Pregnancy can cause flare-ups of autoimmune conditions, which can lead to complications that may be mild to life threatening for the mother, baby, or both. Your NYU Langone rheumatologist may prescribe medications to treat these problems.
Certain types of autoimmune conditions, including antiphospholipid syndrome and lupus, can cause blood clots to form during pregnancy, so your doctor may prescribe an anticoagulant—a blood thinner. These medications can increase the risk of bleeding in both mother and baby; your doctor carefully monitors the effects through regular blood tests.
Some women who test positive for the lupus anticoagulant, a type of antibody that can cause blood clots in women with lupus or the antiphospholipid syndrome, may be given low-dose aspirin or aspirin and a blood thinner called heparin to reduce the serious risk of blood clots.
Medication may be prescribed for women with mild to moderate symptoms of preeclampsia, a pregnancy-induced high blood pressure. Some blood pressure medications are dangerous for the baby, so your rheumatologist, maternal–fetal medicine doctor, or obstetrician prescribes only medications considered safe.
Your doctor may also recommend bed rest and extra monitoring, which can include urine tests and blood pressure checks. Women who have severe preeclampsia must deliver their babies, even if the baby is not full term, or 37 weeks. Premature babies are treated at our Neonatal Intensive Care Unit.
Lupus nephritis is a kidney disorder that affects many people with lupus. It may cause no symptoms at all, or it may cause headaches, swelling of the eyes upon waking, and swelling of the legs. Left untreated, lupus nephritis can be very serious and lead to kidney failure and the need for dialysis or kidney transplant.

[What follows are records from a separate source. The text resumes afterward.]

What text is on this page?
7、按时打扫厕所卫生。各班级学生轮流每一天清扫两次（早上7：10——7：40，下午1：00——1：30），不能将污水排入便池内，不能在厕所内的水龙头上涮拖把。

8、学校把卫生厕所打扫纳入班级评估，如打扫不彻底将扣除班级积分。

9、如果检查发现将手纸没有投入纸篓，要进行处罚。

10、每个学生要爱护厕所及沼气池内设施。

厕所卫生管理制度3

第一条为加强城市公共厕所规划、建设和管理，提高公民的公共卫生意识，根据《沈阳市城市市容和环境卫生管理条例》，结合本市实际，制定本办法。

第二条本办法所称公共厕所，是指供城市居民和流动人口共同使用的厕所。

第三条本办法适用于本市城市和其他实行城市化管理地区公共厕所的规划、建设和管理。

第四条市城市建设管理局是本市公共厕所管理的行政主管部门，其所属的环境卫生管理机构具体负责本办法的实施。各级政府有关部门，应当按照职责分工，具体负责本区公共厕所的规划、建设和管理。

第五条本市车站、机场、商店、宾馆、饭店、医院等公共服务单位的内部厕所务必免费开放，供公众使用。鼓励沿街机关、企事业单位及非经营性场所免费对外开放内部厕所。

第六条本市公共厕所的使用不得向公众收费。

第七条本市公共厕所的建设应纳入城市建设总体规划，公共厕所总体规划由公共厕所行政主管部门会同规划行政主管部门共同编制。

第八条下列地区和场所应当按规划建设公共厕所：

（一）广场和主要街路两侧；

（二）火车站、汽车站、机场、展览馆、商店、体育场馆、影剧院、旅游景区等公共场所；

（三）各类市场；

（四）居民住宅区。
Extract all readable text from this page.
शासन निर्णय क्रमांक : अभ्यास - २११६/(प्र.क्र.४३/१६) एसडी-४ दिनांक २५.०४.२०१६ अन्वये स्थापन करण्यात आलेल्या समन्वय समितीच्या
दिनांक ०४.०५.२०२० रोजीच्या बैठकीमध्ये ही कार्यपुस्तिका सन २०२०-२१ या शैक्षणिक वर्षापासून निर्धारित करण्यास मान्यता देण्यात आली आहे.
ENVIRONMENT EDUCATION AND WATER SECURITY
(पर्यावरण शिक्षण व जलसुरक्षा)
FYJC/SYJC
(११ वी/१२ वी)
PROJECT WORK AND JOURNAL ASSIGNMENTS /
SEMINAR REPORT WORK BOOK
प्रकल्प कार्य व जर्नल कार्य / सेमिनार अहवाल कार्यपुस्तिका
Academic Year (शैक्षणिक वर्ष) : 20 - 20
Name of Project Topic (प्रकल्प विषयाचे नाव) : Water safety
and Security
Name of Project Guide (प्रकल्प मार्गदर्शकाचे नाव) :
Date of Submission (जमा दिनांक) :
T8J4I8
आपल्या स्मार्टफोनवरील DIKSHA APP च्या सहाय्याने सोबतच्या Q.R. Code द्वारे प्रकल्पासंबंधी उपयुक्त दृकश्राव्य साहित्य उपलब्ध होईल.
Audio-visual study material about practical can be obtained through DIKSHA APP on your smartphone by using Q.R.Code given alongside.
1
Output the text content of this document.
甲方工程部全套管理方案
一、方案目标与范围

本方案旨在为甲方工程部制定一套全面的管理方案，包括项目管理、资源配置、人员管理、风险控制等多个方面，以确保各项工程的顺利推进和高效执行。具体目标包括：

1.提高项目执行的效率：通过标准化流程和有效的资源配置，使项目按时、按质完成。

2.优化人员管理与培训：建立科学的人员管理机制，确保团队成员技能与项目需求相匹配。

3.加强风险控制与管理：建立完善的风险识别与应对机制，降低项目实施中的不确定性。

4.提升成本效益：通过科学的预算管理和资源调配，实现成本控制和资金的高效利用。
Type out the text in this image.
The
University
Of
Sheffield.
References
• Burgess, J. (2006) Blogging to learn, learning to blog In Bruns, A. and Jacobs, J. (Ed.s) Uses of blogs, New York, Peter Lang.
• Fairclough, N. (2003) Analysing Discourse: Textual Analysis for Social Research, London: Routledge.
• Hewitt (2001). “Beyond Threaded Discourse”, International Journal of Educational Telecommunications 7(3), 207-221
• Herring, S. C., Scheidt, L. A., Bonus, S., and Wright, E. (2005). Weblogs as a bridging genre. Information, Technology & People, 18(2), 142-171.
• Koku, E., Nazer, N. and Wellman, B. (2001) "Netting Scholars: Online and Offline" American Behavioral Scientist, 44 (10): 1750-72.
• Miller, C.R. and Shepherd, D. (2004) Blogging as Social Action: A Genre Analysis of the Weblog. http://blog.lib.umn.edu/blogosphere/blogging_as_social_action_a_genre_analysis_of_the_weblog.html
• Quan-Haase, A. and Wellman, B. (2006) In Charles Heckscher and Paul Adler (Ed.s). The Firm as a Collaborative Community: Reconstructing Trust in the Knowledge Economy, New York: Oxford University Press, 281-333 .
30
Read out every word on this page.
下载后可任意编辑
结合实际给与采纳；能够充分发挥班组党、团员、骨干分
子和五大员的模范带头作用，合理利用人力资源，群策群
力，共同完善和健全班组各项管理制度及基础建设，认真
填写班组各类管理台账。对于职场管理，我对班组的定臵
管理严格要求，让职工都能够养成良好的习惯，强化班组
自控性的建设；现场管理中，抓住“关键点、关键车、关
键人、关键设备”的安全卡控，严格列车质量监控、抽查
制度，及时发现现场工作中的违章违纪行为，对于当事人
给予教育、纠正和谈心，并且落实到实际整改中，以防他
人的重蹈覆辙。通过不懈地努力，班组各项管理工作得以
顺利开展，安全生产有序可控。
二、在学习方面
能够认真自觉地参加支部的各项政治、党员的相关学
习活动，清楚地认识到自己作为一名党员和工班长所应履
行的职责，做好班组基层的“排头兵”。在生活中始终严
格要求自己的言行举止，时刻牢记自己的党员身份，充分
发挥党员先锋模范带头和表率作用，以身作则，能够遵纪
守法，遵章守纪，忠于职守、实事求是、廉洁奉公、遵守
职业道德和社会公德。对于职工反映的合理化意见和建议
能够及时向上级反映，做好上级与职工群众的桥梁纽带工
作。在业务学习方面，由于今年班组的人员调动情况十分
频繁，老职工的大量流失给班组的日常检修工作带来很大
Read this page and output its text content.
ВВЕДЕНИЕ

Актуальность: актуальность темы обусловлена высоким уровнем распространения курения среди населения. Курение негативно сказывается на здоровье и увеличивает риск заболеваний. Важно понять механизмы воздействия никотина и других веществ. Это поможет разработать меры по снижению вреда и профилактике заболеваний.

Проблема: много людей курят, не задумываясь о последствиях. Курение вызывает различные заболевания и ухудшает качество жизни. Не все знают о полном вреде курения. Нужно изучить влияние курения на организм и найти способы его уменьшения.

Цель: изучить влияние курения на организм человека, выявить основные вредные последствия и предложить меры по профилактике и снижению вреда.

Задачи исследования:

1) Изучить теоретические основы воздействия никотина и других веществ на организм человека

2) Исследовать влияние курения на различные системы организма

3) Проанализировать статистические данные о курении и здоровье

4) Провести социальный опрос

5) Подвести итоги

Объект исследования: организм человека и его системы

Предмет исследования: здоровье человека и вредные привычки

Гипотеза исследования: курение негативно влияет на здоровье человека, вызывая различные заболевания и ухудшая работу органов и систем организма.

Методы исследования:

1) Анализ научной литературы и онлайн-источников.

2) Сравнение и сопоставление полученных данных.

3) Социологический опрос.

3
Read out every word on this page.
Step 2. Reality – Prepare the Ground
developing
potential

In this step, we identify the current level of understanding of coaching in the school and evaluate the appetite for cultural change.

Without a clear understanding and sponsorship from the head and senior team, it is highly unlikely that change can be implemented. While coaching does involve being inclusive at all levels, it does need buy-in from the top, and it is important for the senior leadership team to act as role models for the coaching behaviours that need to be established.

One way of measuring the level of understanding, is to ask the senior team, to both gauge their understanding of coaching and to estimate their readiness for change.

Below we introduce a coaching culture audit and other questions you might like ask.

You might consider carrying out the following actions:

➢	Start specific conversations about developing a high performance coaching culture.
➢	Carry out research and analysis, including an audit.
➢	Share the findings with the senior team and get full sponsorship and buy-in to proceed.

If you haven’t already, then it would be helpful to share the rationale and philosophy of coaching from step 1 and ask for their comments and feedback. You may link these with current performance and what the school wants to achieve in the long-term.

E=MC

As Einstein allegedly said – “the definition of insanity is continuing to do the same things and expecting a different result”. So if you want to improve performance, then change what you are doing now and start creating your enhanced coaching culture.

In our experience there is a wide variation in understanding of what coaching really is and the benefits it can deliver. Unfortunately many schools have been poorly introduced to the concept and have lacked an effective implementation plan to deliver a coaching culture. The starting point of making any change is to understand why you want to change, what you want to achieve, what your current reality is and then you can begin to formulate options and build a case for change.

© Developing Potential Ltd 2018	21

It is important to avoid becoming pregnant if you are having a kidney flare-up and your urine contains more than a gram of protein within 24 hours. Active nephritis at the start of pregnancy increases the risk of preeclampsia, low birth-weight babies, preterm birth, and worsening kidney function. Monitoring of protein in the urine is very important during pregnancy and is done at each visit.
Treatments for lupus nephritis include medications that may not be considered safe for the baby, such as certain immunosuppressants or types of anti-hypertensives, which can cause birth defects or miscarriage when taken during pregnancy. Thus, these medications have to be stopped before pregnancy, and should not be used even if lupus nephritis occurs during pregnancy.
If your kidneys do flare during pregnancy, your doctor may prescribe steroids to help reduce kidney inflammation. Your doctor weighs the risks of each of these medications and discusses the options with you.
If you develop complications that pose a danger to the baby, you may need to deliver early. NYU Langone’s Neonatal Intensive Care Unit is equipped to treat babies born before 37 weeks.